As I develop these pages, I find it quite interesting how each language has developed over the centuries, diverging in this way and that, influenced by other peoples, importing and exporting words from and to the languages of people they have contact with. It is similar to unravelling human history. Working backwards from the languages of today towards that first humanoid who developed that FOXP2 communication gene. Like something straight out of Kubrik's 2001 Space Odyssey.
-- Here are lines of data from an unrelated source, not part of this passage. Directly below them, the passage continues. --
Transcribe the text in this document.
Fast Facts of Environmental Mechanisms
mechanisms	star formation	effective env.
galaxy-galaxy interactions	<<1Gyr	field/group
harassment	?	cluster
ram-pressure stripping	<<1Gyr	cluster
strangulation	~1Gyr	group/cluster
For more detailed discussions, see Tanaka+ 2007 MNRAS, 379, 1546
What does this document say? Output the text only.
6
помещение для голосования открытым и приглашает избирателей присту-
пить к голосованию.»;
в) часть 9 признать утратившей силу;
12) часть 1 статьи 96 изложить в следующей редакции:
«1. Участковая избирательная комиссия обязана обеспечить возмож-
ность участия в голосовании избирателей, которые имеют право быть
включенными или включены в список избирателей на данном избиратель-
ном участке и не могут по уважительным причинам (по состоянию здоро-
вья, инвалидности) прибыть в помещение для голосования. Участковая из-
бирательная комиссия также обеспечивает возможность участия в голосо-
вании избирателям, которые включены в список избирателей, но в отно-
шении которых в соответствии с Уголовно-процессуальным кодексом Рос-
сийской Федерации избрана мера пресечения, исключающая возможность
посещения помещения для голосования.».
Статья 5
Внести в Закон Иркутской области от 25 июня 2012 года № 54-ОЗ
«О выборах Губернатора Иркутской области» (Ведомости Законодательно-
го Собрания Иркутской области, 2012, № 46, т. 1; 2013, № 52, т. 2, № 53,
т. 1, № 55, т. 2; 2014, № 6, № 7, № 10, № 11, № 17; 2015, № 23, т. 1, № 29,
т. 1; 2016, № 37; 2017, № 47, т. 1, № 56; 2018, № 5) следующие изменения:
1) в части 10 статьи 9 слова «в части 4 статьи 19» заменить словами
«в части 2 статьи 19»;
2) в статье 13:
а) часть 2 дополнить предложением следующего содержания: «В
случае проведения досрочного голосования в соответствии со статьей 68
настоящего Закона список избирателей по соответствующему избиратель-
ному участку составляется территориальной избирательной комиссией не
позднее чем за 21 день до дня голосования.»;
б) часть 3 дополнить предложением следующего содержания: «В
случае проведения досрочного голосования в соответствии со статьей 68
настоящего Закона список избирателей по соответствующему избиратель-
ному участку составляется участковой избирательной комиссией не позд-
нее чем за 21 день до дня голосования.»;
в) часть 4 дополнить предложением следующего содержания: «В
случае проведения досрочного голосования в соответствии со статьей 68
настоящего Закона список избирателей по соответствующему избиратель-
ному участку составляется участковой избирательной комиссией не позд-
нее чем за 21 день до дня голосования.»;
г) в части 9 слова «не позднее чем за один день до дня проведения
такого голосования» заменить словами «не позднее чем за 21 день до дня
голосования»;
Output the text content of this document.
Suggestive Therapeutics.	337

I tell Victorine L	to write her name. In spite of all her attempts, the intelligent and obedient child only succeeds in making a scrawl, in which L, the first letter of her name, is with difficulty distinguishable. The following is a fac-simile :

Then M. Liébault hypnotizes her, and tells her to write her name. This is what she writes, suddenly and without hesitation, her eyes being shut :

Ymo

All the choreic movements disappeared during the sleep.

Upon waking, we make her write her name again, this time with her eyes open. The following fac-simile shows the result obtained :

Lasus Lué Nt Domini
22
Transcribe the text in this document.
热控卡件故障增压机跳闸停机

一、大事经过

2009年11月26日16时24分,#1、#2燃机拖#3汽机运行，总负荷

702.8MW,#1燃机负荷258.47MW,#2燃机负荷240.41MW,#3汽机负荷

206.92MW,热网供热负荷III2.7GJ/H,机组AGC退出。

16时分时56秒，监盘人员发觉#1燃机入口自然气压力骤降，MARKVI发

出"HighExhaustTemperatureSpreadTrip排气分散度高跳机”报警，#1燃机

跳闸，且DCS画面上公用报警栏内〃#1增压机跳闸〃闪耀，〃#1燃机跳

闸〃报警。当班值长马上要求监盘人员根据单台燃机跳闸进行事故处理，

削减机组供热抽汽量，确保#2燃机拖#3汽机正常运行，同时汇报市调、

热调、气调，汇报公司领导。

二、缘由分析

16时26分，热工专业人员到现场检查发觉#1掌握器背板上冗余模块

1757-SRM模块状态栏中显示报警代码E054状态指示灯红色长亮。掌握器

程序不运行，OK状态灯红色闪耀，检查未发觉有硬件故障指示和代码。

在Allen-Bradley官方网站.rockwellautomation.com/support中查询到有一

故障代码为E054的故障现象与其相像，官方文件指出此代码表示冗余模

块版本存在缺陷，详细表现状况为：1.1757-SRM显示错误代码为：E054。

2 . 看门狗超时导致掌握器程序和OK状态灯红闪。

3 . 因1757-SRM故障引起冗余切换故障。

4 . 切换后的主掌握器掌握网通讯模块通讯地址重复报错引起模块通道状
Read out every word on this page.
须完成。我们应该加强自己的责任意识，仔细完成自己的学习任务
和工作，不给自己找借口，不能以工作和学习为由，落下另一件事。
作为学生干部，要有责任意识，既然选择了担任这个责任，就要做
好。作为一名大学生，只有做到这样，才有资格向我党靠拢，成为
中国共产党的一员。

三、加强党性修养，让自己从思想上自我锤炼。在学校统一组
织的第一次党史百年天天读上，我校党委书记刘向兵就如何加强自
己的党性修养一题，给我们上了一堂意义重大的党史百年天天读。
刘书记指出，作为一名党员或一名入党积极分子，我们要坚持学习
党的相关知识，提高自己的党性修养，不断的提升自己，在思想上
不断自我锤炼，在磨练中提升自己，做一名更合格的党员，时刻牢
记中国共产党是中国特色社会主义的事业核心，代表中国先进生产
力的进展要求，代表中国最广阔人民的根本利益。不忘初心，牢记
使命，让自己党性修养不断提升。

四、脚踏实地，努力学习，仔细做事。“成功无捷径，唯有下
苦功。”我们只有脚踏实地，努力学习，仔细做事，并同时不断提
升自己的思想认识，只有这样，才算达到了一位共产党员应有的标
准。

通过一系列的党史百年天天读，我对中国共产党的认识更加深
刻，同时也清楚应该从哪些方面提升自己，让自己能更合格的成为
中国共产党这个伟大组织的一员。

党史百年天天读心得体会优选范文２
But now that we have developed in our technology to such an advanced level, which obviously would not be possible without coordination of skills and the ability to communicate through language, we have reached such a point that it is becoming increasingly important to translate between the different language combinations. With globalisation, increased world trade and technology, the world is getting increasingly smaller and we are finding communication between the different nations increasingly important. It has been estimated that the translation industry has been growing at a rate of around 30% a year. With each new product that comes out of China, each of its products must come with a user manual, translated into each of the languages that product is exported to. The EU budget for translations has been estimated at one billion Euro a year. And this concerns mostly only translations of legislation, administration and communication on a parliamentary level alone! It does not include the extensive translations relating to trade and matters on a regional, non-government level. Perhaps, in this way (through translations), we are returning back to the one language world that God disrupted. After all, when you look around, does it not seem that everything is possible for us?